De uitspraak van de Hoge Raad komt erop neer dat het oordeel uit 2006 niet wegneemt dat, gelet op de concrete omstandigheden van het geval, (de verzekerde heeft moeten begrijpen dat) het rijden onder invloed kwalificeert als voorwaardelijk opzet in de zin van de polisvoorwaarden en om die reden tot dekkingsuitsluiting leidt. Het verwijzingshof zal zich nu moeten buigen over de uitleg van de opzetclausule conform de DSM/Fox-maatstaf en de bijzonderheden die gelden ingeval de verzekerde een consument is. A-G Wuisman neemt overigens in zijn conclusie een stevig schot voor de boeg en ziet weinig reden om eraan te twijfelen dat deze omstandigheid onder het bereik van de opzetclausule valt:

“2.4.1 Het ervoor kiezen om als bestuurder van een voertuig aan het verkeer te gaan deelnemen, terwijl men in een aanmerkelijke staat van dronkenschap verkeert, is op te vatten als een handelen zoals zojuist bedoeld en daarmee in beginsel ook als een handelen met het voorwaardelijke opzet in de zin van de uitsluitingsclausule. Er bestaat alleen dan aanleiding om, voor wat dit laatste betreft, tot een andere conclusie te komen, indien er sterke aanwijzingen zijn dat het toch niet de bedoeling is om het zojuist vermelde handelen mede onder de uitsluiting van dekking van met voorwaardelijke opzet veroorzaakte schade te laten vallen.
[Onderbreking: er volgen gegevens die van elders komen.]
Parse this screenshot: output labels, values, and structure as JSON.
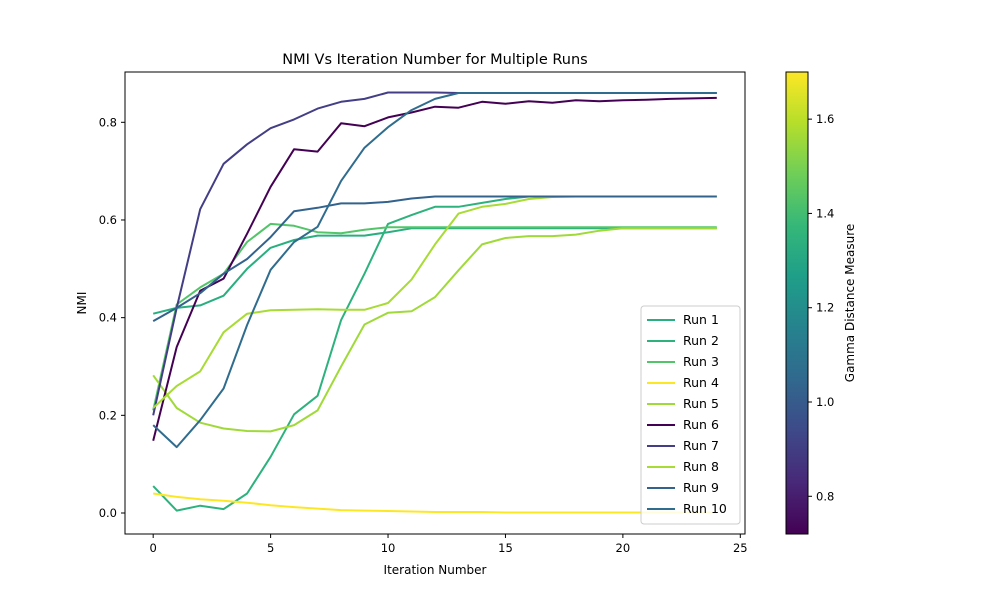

Als een zodanige aanwijzing valt niet reeds te beschouwen het gegeven dat in WAM-verzekeringen dekking voor schade, die is toegebracht door de verzekerde auto terwijl de bestuurder daarvan meer alcohol in zijn bloed had dan het wettelijk toegestane promillage, veelal niet is uitgesloten. Hiermee bedoelt men dat van de verzekerings-voorwaarden veelal geen zogeheten alcoholuitsluitingsclausule deel uitmaakt. Uit het niet opgenomen zijn van een dergelijke clausule in de polisvoorwaarden kan niet reeds worden afgeleid, dat het geval waarin een bestuurder van een voertuig in een aanmerkelijke staat van dronkenschap aan het verkeer deelneemt, ook niet valt onder de clausule waarin van dekking is uitgesloten schade die met voorwaardelijke opzet is veroorzaakt. Men zou het ook zo kunnen zeggen dat juist de uitsluiting van dekking van met voorwaardelijk opzet veroorzaakte schade het opnemen van een alcoholuitsluitingsclausule niet of althans in mindere mate nodig maakt.”